U.S., Israel pledge to deny Iran nuclear weaponry

STORY: U.S. President Joe Biden and Israeli Prime Minister Yair Lapid signed a joint pledge on Thursday to deny Iran nuclear arms, a show of unity by allies long divided over diplomacy with Tehran.

"Today, you and I also discussed America's commitment to ensuring Iran never obtains a nuclear weapon. This is of vital security to both Israel and the United States, and I would add, for the rest of the world as well. I continue to believe that diplomacy is the best way to achieve this outcome."

The "Jerusalem Declaration" crowning Biden's first visit to Israel as president, came a day after he told a local TV station that he was open to "last resort" use of force against Iran - an apparent move toward accommodating Israel's calls for a "credible military threat" by world powers.

Prime Minister Lapid said words and diplomacy won't stop Iran from developing nuclear weapons.

"The only thing that will stop Iran is knowing that if they continue to develop their nuclear program, the free world will use force."

Iran has denied seeking nuclear arms.

Thursday's statement reaffirmed U.S. support for Israel's regional military edge.
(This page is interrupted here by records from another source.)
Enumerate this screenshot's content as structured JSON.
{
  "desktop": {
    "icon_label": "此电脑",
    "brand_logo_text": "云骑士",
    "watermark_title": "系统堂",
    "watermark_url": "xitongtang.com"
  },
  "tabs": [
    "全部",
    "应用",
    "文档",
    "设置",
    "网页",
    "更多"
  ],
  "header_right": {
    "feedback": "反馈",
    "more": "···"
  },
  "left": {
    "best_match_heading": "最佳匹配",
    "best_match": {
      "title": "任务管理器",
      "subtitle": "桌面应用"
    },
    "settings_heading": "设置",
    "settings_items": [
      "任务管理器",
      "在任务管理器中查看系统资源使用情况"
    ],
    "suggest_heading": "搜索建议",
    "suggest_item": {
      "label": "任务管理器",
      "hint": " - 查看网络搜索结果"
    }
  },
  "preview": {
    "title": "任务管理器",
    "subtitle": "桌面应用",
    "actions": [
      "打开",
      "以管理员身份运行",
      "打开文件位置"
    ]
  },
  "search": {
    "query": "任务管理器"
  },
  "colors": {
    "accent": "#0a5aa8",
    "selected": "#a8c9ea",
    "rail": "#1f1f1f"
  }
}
There was no immediate comment from Tehran.

In 2015, Iran signed an international deal to cap its nuclear projects with bomb-making potential. In 2018, then-U.S. President Donald Trump quit the pact, deeming it insufficient, a withdrawal welcomed by Israel.

Biden has pushed for a return to talks but said the next move was up to Iran.
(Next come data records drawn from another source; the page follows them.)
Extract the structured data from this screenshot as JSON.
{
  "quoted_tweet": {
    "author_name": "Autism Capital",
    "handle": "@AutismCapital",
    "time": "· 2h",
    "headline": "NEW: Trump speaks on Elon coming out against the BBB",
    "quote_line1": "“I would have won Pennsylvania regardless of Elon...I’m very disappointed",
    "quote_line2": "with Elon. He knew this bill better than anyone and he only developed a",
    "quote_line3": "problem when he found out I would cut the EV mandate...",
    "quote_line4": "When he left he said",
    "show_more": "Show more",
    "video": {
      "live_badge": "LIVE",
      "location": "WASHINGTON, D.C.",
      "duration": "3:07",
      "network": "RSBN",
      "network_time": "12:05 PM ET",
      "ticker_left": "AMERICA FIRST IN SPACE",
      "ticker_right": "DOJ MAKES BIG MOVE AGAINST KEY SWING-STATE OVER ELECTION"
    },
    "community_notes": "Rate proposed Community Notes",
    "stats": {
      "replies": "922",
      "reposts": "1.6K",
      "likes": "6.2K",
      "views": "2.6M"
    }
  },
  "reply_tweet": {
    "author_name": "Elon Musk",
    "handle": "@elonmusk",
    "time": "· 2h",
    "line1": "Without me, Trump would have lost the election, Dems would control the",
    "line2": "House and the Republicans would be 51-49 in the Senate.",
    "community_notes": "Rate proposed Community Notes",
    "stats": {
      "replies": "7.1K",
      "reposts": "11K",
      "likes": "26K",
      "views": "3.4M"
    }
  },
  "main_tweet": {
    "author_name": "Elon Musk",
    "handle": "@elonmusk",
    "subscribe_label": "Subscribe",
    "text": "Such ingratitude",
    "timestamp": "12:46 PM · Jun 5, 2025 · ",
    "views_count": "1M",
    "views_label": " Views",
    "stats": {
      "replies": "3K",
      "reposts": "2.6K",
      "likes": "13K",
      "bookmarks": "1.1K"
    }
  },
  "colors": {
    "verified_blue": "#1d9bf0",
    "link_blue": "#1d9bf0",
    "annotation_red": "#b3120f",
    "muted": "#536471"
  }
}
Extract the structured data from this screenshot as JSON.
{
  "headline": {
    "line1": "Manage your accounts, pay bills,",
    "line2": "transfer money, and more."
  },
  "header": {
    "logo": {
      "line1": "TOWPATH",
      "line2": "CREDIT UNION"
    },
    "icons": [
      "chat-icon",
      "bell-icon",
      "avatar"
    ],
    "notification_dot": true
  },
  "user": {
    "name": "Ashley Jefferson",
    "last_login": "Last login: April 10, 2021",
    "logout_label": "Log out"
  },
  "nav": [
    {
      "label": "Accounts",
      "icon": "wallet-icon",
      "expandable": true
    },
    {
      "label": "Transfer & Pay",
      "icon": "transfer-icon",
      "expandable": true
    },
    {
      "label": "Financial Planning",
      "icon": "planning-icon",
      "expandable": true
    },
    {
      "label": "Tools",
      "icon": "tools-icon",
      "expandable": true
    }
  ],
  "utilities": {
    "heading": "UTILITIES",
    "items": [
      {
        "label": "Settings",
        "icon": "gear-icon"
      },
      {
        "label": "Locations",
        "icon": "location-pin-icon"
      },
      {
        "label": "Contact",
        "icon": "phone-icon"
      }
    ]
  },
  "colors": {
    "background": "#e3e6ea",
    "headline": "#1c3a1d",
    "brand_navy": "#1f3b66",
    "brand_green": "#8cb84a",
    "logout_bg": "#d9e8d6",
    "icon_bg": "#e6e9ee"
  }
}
"We're waiting for their response. When that recur, when that will come, I'm not certain, but we are not going to wait forever."
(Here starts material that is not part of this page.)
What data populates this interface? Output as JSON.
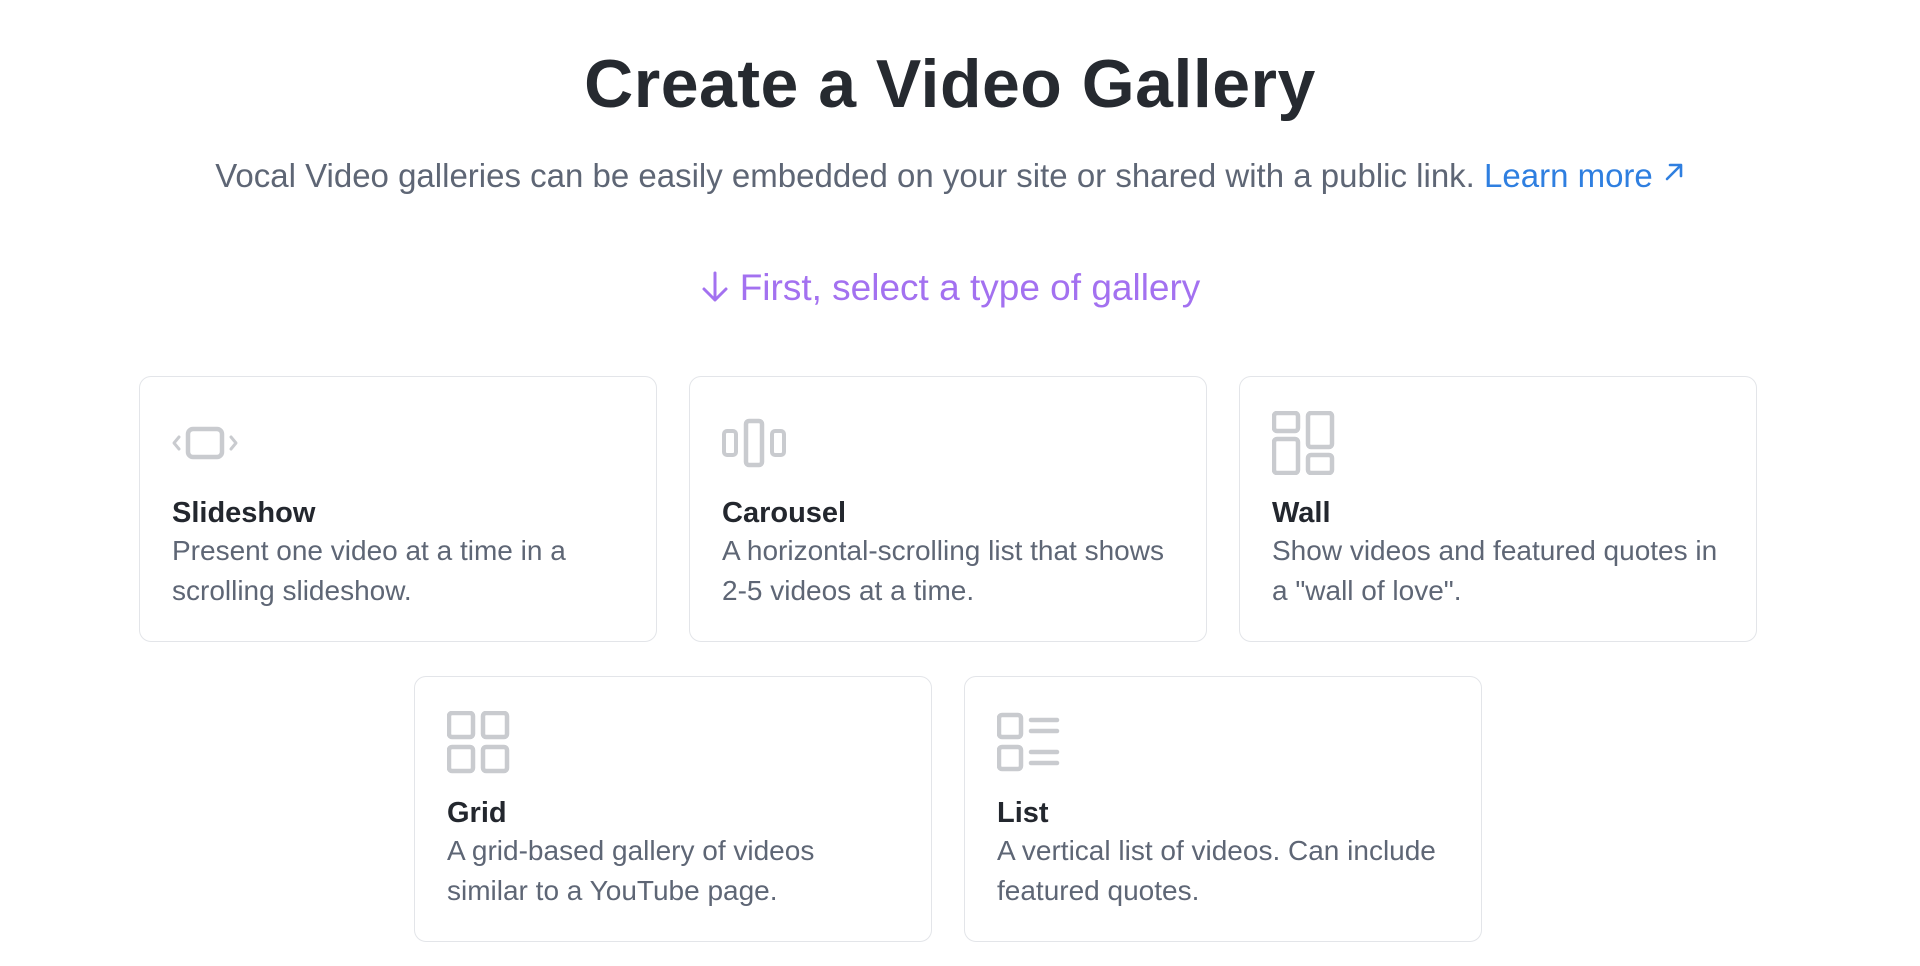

Biden will next head to Saudi Arabia for a meeting with Gulf leaders, including Crown Prince Mohammed bin Salman - believed by U.S. intelligence to have been involved in the murder of Washington post journalist Jamal Khashoggi.

Bin Salman denies any involvement in the murder.

Biden, who has faced wide criticism for the move, on Thursday said he would not avoid talking about human rights.

"My views on Khashoggi I may have made, have been absolutely positively clear. And I have never been quiet about talking about human rights."

Biden plans to urge Saudi leaders to produce more oil, in an effort to ease soaring gas prices at home.